Before they opened their 2012 campaign against the San Jose State Spartans, I previewed what looked to be a year of rebuilding for Stanford. Say goodbye to names like Coby Fleener, Michael Thomas, David DeCastro and Jonathan Martin. But most importantly, no more Andrew Luck.
No problem. The Cardinal didn’t miss a beat from their dominant 2011 season that ended in a Fiesta Bowl appearance, because now they’re smelling roses after a tough 27-24 victory over the UCLA Bruins last night.
That’s not funny, coach Mora
Perhaps those who thought Jim Mora took it easy in last week’s shelacking were right, because the Bruins certainly looked like a different team in last night’s contest. UCLA made Stanford’s defense look shockingly bad in the first 15 minutes, opening huge holes for Johnathan Franklin to run through, one of which he exploited for a 51-yard touchdown run in UCLA’s first possession. In all, Franklin rushed for 194 yards and two touchdowns, while the Bruins collected 284 yards on the ground total. That’s a pretty significant jump from the 65 yards Franklin rushed for in the regular season finale.
Quarterback Brett Hundley wasn’t too shabby either, rushing for 83 yards and a touchdown while completing 23-of-31 passing and converting half of his third down attempts.
So what gives with the sudden turnaround? We’ll probably never know, although the more you consider it, the more tanking (for lack of a better word) last week’s game made sense for the Bruins. Thanks to a controversial Pac-12 playoff system, the Bruins had already clinched the south and were headed to the conference championship, win or lose. A win would have sent them to face the Ducks in Autzen, while a loss would have given them both a scout game on their opponent and a much more comfortable road environment in Palo Alto. If Mora did in fact tank last week, he did a terrible job at hiding it, because the two Cardinal-Bruin battles were a tale of completely different Los Angeles teams.
Stanford’s defensive leaders scream for a rally
You can probably point to one thing in explanation for Stanford’s defensive failures, and that is tackling in open space. It’s the only complaint you’ll ever hear about the Cardinal, and it’s been true of them for longer than just this season. The athleticism of Hundley clearly had the Cardinal nervous, because Shayne Skov was on the sidelines after the quarterback’s first quarter touchdown run urging his players to stop “making up plays.” Chase Thomas was telling them to “play (their) defense.”
Those rally cries must have worked, because the ensuing Bruins drive resulted in an 80-yard Ed Reynolds pick-that-should-have-been-6. It put Stanford in business to tie the game at 14, and the defense held much better after that.
Last night’s porous run defense is definitely cause for some alarm, especially with the prospect of facing a rusher like Wisconsin’s Montee Ball in the Rose Bowl.

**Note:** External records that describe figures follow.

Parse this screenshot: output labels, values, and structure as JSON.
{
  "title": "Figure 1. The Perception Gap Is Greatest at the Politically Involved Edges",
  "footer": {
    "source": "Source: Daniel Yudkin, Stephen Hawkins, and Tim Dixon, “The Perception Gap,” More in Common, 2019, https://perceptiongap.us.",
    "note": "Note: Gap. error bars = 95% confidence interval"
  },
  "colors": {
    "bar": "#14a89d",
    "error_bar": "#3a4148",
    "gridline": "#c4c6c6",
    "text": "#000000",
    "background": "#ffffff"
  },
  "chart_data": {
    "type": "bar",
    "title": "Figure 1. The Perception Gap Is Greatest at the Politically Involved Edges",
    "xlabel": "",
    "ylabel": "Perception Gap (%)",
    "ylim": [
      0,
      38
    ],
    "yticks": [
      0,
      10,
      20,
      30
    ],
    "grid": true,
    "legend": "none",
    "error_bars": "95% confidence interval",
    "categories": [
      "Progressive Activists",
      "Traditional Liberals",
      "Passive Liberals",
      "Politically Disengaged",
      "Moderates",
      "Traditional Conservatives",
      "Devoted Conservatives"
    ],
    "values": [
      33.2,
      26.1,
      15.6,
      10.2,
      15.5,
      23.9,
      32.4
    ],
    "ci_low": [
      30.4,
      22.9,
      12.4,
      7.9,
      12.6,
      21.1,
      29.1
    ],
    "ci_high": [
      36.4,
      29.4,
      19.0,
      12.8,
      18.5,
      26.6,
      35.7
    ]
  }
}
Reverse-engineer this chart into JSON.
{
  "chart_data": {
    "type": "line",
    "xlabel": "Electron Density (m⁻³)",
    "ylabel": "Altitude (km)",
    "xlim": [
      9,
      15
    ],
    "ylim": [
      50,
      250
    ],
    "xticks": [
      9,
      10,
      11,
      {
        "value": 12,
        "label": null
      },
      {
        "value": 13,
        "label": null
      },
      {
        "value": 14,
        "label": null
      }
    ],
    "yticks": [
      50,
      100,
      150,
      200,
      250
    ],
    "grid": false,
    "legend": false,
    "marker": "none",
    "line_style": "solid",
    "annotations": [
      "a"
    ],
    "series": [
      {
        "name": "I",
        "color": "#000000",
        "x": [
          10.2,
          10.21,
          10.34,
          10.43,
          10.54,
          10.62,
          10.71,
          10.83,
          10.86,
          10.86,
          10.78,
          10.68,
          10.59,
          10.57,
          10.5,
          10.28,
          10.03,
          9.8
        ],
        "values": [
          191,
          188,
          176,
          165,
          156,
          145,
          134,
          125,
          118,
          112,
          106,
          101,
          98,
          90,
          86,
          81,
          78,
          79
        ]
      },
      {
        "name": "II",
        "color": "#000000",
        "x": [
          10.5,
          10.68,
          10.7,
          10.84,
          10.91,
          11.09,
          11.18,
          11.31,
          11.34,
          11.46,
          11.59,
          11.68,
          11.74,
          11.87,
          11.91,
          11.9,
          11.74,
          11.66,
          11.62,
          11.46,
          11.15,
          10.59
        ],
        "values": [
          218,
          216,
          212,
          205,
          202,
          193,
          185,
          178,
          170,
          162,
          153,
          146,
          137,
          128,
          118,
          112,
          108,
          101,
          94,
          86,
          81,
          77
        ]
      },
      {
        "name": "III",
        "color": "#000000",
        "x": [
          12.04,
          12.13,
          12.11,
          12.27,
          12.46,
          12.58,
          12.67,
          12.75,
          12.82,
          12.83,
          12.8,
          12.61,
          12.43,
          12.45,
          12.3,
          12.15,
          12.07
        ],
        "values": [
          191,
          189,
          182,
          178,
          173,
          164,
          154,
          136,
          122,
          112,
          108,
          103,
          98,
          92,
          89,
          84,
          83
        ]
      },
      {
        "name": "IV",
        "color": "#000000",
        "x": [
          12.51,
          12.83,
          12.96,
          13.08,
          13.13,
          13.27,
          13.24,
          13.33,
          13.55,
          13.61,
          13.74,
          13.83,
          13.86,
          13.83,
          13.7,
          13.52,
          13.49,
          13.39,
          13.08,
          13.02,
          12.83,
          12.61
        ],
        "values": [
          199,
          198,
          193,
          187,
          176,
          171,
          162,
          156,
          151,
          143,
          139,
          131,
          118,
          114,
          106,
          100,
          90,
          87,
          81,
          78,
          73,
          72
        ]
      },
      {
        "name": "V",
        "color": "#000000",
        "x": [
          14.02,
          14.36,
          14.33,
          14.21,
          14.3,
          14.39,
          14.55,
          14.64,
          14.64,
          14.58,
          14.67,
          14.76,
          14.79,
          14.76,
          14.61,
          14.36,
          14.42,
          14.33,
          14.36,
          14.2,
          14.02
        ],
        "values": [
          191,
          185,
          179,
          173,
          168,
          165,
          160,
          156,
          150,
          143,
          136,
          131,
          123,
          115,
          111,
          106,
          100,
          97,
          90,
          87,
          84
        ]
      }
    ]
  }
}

Still, it may be better to chock that up to an anomaly, as the Cardinal have been one of the best run-stopping teams in the country all season long.
It didn’t take long (try four starts) for Hogan to pull off what Andrew Luck could never do: taking the Cardinal to a Rose Bowl. The redshirt freshman certainly wasn’t sharp early on, having trouble seeing the field and forgoing shots down field to check down.
Still, Hogan found his stride when it mattered, leading Stanford to a field goal drive to take the lead in the final seconds of the first half, and driving them to strike twice with the game on the line in the fourth quarter. The first was a 10-play, 63-yard drive that started in the third quarter and ended in a beautiful 26-yard touchdown pass to wide receiver (a wideout caught a touchdown pass!) Drew Terrell. That tied the game at 24 and the defense held. The next Stanford drive started with a short field and, aided by a 23-yard Kelsey Young scamper, got deep into UCLA territory quickly. A holding penalty on the Cardinal seemed to pull them out of kicker Jordan Williamson’s comfort zone, but one big completion got them close enough for Williamson to nail the 36-yard field goal. It turned out to be the game winner.
In all, Hogan was 16-of-22 for 155 yards and a score through the air, while he showed off his mobility with 47 more yards and another touchdown on the ground. After taking over midseason for Josh Nunes (parallels with Santa Clara, anyone?), many wondered if this gamble would cost pay off for the Cardinal. Looking back now, the move was genius. After all, hindsight is 20/2o, and in this case it’s pretty rosy too.